EcoCristianismo: Effatá

En las ciudades de mi país aumenta la costumbre de los automovilistas de tocar la bocina innecesariamente. Que la toquen alguna vez, se entiende. En el campo también puede ser necesario. Si un conductor ve delante suyo a cierta distancia a un jinete un día domingo ladeado sobre el caballo, un pequeño bocinazo puede servir para despertarlo. Si unos perros cruzan de lado a lado la calzada y se prevé que podría atropellárselos se comprende que, además de bajar la velocidad, se les avise que viene un auto. Pero en mi ciudad los conductores han comenzado a usar la bocina para cualquier cosa. Da la impresión de que les sirve para descargar agresividad o simplemente para agredir. Mal, mal. La contaminación acústica enferma.
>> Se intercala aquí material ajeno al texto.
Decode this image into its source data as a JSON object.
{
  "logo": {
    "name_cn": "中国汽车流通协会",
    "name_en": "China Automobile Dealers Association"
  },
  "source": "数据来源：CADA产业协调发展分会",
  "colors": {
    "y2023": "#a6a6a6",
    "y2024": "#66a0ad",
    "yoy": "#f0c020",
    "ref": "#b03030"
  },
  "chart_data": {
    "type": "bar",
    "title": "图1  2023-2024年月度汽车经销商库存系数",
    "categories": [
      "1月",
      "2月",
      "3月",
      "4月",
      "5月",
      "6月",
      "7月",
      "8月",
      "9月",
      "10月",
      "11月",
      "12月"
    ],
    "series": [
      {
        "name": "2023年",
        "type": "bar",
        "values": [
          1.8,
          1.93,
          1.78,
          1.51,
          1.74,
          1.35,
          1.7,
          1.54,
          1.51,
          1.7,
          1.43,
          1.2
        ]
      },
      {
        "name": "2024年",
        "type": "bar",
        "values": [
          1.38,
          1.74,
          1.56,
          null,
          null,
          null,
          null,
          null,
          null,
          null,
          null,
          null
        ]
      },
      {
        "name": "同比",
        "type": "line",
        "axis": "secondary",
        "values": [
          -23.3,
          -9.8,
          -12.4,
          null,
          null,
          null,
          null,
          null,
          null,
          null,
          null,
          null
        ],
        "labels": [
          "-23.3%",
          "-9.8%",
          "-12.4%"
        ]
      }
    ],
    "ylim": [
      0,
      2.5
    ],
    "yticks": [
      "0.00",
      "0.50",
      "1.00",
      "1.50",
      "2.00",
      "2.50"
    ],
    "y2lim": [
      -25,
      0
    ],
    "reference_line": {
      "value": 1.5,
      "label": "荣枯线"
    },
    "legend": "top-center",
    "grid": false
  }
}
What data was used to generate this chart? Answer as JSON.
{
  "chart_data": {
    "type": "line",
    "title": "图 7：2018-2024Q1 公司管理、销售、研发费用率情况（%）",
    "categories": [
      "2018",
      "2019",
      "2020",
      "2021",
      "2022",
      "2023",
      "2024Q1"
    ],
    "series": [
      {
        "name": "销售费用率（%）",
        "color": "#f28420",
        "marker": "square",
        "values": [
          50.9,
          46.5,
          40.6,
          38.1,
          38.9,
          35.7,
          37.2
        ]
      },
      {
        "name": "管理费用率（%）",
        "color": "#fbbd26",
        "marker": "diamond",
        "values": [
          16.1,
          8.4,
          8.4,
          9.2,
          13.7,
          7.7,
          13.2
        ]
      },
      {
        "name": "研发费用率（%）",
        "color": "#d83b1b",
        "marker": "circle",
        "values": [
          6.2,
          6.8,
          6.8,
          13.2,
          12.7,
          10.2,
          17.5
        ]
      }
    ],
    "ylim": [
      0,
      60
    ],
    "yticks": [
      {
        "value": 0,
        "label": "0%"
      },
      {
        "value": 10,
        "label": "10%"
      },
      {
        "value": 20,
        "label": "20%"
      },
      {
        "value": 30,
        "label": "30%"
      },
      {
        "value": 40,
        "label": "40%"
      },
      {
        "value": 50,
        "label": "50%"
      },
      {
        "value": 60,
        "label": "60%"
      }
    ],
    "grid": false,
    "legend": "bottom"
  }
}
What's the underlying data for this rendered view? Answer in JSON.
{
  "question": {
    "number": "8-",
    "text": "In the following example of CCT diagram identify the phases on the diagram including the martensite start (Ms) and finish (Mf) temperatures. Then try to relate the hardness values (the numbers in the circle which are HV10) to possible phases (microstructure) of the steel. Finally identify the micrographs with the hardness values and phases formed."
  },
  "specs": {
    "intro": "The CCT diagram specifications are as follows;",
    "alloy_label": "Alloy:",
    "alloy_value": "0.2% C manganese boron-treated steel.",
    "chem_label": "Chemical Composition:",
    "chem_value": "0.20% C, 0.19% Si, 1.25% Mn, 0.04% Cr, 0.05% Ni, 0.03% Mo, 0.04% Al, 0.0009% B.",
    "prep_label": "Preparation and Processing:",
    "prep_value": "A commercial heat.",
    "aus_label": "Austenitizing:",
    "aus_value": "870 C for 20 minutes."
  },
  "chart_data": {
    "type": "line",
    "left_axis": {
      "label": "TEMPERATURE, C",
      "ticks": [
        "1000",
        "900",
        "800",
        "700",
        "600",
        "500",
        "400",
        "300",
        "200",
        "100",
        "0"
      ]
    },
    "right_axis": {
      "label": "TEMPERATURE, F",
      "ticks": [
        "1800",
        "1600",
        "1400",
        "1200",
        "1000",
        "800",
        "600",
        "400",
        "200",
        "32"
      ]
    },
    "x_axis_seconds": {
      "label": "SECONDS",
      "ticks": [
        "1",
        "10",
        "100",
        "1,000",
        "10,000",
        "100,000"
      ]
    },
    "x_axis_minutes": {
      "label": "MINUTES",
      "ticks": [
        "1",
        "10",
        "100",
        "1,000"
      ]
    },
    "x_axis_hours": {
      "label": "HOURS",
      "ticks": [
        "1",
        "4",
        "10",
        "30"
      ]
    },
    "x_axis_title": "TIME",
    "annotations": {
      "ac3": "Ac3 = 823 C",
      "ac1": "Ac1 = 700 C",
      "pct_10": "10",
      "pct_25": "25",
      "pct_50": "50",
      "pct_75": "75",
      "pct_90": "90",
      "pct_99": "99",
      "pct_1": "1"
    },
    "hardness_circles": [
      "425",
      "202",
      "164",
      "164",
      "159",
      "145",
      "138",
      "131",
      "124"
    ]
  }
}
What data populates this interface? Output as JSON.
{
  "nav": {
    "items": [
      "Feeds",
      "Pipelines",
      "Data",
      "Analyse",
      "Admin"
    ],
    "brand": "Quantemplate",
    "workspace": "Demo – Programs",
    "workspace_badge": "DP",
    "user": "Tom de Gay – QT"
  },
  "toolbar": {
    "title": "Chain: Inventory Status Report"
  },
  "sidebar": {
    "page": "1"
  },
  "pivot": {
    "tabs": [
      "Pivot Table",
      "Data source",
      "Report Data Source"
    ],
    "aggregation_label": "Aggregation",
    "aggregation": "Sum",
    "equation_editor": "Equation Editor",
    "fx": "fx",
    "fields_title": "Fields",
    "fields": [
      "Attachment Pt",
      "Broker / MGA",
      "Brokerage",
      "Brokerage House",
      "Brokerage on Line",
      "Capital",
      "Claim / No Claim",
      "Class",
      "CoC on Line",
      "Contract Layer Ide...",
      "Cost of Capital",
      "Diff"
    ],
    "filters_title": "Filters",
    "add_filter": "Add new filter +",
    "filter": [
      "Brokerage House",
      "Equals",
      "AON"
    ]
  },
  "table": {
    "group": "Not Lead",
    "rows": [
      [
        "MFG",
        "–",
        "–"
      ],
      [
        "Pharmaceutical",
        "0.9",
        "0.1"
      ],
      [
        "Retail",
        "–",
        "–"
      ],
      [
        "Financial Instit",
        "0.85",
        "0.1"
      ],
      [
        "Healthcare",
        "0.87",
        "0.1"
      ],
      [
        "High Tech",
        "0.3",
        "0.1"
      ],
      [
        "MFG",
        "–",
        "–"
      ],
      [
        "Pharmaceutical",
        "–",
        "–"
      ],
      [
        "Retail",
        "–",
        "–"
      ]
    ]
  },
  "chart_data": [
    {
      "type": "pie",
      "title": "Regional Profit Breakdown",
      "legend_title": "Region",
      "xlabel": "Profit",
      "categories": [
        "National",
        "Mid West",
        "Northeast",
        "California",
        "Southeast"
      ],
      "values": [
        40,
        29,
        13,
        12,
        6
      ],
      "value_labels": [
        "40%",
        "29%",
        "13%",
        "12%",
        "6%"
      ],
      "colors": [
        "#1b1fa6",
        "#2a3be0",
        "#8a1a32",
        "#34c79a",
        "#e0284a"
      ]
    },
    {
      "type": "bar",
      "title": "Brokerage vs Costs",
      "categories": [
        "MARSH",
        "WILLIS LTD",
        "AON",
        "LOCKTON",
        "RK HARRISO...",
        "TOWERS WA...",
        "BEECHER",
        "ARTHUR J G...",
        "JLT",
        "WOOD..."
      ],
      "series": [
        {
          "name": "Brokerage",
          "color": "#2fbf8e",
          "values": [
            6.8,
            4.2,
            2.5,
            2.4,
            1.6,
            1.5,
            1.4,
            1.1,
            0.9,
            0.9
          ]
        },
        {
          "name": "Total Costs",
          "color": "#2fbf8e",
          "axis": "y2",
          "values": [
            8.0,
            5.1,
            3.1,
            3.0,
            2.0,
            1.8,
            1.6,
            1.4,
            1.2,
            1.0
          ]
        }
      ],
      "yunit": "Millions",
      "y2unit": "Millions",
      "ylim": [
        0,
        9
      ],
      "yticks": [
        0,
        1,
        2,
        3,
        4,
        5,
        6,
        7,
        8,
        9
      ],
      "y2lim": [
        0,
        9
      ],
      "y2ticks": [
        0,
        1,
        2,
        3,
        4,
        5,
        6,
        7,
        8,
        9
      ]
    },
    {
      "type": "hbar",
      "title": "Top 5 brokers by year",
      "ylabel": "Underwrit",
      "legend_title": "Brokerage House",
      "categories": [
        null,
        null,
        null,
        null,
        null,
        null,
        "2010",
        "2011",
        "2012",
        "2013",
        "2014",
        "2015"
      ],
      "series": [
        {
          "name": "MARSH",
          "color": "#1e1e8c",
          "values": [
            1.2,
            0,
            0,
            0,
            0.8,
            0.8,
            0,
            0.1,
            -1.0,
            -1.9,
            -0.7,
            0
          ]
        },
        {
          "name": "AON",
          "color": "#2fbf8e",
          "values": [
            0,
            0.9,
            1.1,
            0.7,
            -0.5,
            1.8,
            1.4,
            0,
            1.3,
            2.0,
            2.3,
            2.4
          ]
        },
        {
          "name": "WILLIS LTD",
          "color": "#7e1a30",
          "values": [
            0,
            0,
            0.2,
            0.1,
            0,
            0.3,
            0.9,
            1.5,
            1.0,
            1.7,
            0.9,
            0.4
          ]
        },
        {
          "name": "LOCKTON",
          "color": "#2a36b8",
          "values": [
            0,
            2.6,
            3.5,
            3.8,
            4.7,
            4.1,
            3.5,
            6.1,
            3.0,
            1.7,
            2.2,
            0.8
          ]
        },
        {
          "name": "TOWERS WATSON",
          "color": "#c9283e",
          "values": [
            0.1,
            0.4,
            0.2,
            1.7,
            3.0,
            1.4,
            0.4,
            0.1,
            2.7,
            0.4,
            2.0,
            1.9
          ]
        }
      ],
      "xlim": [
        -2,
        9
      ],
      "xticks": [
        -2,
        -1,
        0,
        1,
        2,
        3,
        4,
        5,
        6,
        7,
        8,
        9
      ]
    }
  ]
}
Effatá dijo Jesús a un sordomudo y le destapó los oídos (Marcos 7,31-37). Hizo barrito con su saliva, untó con sus dedos los labios del pobre hombre y lo sacó de la tartamudez. Nada dice el evangelio de Marcos acerca de la alegría que, seguramente, causó Jesús en el sordomudo. Escuchar, oír es maravilloso. La sordera en cambio aísla, deja fuera, impide entender el mundo y a las personas que nos rodean. Ese hombre, cuyo nombre también nos es desconocido, nunca había podido imaginar el castañatear de los chercanes. Tampoco imaginar el relinchar de los caballos e imitarlo, ladrar como los perros, aullar.

La empatía de Jesús es notable. Tuvo una conexión interior con las necesidades humanas increíble. Parecía oír los quejidos silenciosos de la gente. ¿Cómo pudo proclamar la palabra de Dios sin intuir primero la realidad de las personas? Las palabras religiosas son pertinentes o impertinentes. Jesús había desarrollado la capacidad de percibir a los más necesitados incluso en medio del bullicio.

Es de esperar que la cultura urbana cambie. Los decibeles deben disminuir.  Gustar el silencio es bueno, amarlo es mejor. Si el vecino duerme, podemos bajar el sonido del televisor. Cuidar su sueño es una manera óptima de quererlo. En el otro extremo de las posibilidades, el ruido puede matar. Hay bombas de ruido, son preferibles a las bombas de verdad, pero han sido diseñadas para aterrar. Me pregunto cómo irán a terminar sus vidas esos trabajadores municipales que clavan el taladro en el cemento, unos con audífonos y otros no. Perderán la audición, ¡seguro!

Effatá murió. Effatá pasaron a llamarle los amigos. Lo que nadie imaginó es que resucitaría en el siglo XXI. El problema es que se reencarnó en un motorista que prefiere la bulla al silencio. Se entusiasmó con este modo de vida y fue incorporado a un club de motoristas. Él sabía lo que era no oír nada. Poder hacerlo gracias al milagro lo trastornó. Se le ve de casco en los semáforos esperando la verde. Hace ronronear la moto con los guantes y apenas dan la luz aserrucha. Le saca cincuenta metros a los demás entre semáforo a semáforo.

¿Qué se puede hacer? Poco. Es como si al ex sordo hacer ruido le diera la sensación de valer la pena para los demás. “Oigo, luego existo. Existo, por tanto, óiganme”. Pero los demás piensan distinto. Effatá recuperó el oído, pero de empatía sabe poco.